Crudor, the disdainful knight for whom she weaves a mantle of hair.
Tristram, a young prince reared in the forest who impresses Prince Arthur with his instinctive courtesy.
Aldus (AL-duhs), a worthy old knight.
Aladine (AL-ah-deen), his son.
Priscilla, Aladine’s lady.
Serena, a noble lady, severely wounded by the Blatant Beast.
Calepine (KAH-leh-peen), her knight.
Blandina, Sir Turpine’s wife, who tries to assuage his cruelty.
The Salvage Man
The Salvage Man, a “noble savage,” another untaught practitioner of courtesy.
Matilde, a childless noblewoman who adopts a baby rescued by Calidore from a bear.
Mirabella, a proud, insolent lady.
Disdaine (dihs-DAYN) and
Scorne, her tormentors.
Pastorella, a nobleman’s daughter who grows up with shepherds. Calidore falls in love with her and with her rustic life.

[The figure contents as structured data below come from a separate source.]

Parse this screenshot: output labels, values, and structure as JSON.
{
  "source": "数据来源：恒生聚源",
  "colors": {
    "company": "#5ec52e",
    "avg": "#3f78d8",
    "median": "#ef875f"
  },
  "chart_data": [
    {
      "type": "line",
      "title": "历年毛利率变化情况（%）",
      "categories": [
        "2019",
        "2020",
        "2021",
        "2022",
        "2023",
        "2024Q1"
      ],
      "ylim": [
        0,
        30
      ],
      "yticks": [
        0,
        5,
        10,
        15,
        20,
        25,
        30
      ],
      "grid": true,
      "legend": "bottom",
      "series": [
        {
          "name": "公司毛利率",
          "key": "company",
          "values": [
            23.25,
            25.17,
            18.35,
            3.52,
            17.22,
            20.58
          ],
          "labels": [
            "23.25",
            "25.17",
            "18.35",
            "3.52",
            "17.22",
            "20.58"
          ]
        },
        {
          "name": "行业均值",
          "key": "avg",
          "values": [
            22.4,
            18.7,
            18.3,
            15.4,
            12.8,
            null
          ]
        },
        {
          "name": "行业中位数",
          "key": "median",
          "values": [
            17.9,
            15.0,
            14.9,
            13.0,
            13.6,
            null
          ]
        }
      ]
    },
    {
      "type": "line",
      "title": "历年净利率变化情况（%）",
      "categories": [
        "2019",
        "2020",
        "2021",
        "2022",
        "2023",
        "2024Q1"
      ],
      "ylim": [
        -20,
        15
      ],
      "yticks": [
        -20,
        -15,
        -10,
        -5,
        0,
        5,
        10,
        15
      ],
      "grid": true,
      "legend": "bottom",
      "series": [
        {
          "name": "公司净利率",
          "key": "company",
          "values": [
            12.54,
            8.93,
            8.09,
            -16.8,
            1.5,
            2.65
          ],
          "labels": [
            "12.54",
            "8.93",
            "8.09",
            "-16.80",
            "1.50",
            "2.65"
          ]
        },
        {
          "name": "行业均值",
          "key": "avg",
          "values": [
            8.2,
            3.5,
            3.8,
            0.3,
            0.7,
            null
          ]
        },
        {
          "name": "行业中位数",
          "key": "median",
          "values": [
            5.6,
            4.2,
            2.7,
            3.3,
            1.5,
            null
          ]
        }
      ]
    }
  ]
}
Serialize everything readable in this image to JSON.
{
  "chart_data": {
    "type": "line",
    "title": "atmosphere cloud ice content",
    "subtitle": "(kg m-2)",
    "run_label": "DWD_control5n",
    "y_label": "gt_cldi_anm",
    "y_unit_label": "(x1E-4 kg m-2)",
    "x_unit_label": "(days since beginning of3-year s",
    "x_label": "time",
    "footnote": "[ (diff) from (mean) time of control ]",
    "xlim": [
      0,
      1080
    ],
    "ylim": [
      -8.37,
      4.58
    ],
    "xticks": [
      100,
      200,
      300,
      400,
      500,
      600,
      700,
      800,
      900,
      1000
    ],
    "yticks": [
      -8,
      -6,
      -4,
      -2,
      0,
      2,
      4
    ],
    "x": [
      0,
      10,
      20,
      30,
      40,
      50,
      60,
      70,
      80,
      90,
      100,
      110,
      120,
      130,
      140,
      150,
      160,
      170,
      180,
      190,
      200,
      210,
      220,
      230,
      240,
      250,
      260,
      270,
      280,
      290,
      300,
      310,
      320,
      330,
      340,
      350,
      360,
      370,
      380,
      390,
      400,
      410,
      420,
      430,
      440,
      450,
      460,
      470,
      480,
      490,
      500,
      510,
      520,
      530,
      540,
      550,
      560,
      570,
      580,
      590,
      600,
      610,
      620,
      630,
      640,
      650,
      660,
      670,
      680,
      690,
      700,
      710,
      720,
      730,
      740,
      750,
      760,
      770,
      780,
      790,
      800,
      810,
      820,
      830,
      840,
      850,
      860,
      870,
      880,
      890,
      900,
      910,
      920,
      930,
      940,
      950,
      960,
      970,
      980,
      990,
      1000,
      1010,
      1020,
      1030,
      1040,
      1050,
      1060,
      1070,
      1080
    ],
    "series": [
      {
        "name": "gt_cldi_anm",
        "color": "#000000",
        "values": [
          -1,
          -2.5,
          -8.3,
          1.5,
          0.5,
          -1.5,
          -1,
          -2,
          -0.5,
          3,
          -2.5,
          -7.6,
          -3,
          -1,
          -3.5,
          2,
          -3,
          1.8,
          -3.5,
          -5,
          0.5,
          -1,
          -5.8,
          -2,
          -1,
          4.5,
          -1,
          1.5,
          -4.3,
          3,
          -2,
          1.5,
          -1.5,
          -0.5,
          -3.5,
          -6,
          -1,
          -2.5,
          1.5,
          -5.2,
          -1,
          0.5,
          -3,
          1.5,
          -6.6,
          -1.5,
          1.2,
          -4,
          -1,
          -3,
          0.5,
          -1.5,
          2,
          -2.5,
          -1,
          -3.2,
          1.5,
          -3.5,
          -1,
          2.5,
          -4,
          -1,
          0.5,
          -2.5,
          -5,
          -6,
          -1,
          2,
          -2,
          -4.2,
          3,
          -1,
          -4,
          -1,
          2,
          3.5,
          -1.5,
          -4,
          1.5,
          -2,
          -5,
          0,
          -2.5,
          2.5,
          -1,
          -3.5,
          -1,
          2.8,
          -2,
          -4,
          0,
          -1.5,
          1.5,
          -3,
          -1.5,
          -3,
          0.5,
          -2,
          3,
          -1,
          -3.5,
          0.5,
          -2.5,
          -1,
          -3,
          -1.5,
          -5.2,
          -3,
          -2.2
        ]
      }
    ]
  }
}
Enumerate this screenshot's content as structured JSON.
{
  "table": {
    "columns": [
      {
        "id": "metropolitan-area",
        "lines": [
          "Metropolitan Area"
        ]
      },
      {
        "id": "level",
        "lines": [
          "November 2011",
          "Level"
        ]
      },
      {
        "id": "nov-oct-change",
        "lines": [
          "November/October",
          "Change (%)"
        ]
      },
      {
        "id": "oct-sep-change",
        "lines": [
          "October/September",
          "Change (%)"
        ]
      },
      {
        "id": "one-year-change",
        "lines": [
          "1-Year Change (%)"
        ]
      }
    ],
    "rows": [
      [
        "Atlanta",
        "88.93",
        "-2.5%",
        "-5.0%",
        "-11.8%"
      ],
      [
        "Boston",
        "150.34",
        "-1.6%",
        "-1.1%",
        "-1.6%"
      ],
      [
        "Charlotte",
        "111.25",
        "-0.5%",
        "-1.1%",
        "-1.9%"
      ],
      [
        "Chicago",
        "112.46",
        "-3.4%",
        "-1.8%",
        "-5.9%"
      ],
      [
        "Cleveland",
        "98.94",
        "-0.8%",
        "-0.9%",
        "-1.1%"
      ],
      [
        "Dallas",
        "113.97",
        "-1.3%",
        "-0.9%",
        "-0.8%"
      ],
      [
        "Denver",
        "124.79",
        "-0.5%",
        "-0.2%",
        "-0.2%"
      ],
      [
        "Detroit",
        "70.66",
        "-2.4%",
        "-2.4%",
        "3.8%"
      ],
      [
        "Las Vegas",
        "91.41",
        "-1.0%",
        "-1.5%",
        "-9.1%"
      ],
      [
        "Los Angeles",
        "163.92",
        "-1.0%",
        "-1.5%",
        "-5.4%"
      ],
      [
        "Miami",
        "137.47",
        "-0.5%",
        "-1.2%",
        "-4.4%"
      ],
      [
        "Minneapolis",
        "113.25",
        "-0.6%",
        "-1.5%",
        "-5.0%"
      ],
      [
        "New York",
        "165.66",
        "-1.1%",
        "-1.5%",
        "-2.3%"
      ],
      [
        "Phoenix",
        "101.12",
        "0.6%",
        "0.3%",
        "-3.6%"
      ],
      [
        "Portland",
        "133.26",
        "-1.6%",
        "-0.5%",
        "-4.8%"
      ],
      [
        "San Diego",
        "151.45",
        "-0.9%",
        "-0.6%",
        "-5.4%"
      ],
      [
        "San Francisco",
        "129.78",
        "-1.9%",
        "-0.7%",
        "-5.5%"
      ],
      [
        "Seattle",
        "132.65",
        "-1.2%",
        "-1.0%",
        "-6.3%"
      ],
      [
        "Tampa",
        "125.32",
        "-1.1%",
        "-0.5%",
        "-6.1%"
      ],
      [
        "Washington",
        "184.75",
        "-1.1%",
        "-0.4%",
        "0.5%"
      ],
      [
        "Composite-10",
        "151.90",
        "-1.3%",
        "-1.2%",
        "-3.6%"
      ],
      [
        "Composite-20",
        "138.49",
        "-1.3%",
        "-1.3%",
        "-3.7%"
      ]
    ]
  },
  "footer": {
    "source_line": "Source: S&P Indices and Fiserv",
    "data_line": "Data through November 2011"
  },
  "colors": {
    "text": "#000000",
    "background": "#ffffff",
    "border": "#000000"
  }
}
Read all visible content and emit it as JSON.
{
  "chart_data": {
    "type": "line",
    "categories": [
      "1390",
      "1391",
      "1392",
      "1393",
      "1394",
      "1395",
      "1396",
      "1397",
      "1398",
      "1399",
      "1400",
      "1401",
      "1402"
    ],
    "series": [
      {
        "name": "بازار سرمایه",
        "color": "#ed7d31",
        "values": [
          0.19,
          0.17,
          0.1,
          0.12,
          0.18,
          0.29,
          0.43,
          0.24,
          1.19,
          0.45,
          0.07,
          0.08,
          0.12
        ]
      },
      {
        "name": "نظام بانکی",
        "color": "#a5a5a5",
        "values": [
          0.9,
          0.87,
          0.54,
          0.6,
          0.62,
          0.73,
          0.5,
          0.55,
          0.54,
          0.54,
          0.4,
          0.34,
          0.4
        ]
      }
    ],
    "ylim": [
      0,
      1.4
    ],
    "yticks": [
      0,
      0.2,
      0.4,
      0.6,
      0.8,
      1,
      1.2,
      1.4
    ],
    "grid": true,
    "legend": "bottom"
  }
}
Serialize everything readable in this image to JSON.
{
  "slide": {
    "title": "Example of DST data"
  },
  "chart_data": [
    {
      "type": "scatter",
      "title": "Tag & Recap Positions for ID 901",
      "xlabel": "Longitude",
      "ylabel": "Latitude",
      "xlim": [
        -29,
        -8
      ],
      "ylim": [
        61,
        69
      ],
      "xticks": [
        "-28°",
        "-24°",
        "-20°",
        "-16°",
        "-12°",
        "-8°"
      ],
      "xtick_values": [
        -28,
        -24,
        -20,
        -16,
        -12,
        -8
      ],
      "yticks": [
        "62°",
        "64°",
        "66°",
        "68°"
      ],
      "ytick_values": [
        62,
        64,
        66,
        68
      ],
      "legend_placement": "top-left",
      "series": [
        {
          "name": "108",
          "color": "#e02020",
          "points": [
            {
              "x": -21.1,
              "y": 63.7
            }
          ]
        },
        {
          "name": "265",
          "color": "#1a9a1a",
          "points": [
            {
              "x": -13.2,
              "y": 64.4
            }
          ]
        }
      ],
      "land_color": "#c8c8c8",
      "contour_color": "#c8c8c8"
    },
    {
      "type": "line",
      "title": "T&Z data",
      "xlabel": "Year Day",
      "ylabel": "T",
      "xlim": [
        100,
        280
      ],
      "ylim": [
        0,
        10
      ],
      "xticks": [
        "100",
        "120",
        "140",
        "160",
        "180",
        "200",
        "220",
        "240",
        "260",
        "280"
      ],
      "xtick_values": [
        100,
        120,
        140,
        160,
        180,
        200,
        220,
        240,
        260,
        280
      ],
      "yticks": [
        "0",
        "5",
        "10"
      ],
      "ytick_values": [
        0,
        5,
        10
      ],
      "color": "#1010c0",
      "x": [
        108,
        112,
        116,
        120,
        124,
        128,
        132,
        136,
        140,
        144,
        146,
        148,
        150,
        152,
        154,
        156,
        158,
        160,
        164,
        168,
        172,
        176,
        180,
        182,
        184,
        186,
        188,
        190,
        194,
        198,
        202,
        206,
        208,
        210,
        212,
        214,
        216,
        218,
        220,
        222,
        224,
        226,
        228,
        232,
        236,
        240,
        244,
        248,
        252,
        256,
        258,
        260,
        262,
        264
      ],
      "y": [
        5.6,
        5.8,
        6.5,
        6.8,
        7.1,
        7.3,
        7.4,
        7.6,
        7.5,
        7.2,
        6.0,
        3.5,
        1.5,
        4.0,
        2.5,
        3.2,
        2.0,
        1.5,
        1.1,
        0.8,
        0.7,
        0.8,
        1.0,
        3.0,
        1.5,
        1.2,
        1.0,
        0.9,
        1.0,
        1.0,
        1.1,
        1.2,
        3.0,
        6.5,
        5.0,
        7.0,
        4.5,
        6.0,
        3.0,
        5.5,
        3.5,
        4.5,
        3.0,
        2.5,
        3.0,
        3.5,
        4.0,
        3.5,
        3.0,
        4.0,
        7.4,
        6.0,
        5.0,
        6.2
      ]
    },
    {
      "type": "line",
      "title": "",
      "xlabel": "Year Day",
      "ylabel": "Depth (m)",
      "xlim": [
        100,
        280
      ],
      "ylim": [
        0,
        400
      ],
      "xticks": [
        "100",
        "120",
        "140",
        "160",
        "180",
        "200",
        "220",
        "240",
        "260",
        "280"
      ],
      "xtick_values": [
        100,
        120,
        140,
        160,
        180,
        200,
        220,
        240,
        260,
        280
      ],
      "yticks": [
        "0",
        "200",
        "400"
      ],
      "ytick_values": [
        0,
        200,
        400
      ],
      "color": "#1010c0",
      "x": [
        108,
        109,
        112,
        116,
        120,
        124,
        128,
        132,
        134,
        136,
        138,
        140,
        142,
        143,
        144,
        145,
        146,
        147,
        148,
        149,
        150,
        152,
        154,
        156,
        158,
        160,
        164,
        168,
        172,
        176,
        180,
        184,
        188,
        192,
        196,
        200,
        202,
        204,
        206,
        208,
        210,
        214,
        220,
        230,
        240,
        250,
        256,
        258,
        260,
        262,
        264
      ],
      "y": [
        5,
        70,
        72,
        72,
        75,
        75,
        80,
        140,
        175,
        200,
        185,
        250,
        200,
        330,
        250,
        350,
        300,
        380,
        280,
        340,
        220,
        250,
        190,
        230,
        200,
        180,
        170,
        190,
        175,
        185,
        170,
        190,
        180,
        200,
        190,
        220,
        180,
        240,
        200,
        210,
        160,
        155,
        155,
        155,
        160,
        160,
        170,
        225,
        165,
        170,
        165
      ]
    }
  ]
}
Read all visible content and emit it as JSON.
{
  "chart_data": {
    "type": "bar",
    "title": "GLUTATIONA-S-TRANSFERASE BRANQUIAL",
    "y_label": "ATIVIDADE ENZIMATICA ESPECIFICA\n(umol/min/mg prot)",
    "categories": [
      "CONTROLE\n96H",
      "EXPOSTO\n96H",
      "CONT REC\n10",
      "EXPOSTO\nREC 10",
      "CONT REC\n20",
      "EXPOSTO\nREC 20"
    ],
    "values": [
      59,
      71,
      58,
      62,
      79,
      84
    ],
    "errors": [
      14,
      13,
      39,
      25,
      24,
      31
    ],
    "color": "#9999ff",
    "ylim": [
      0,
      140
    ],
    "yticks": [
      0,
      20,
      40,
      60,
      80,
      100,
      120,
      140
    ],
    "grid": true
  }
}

Meliboee (MEHL-ih-bee), her wise foster father, who warns Calidore that happiness is not to be found in one place or another but in oneself.
Coridon (KOHR-ih-don), Pastorella’s shepherd admirer.
Colin Clout, a shepherd poet who pipes to the graces on Mount Acidale.
Sir Bellamour, Calidore’s friend and Pastorella’s father.
Claribell, his wife.
Melissa, her maid, who discovers Pastorella’s true identity.
Mutability, a proud Titaness who challenges the power of Cynthia, the moon goddess.
Cynthia, her rival.
Mercury, the messenger of the gods.
Jove, the king of the gods.
Mollana, a nymph and an Irish river.
Faunus (FAW-nuhs), a satyr who pursues her.
Dame Nature, a great veiled figure who hears Mutability’s arguments and judges, finally, that order reigns in all change.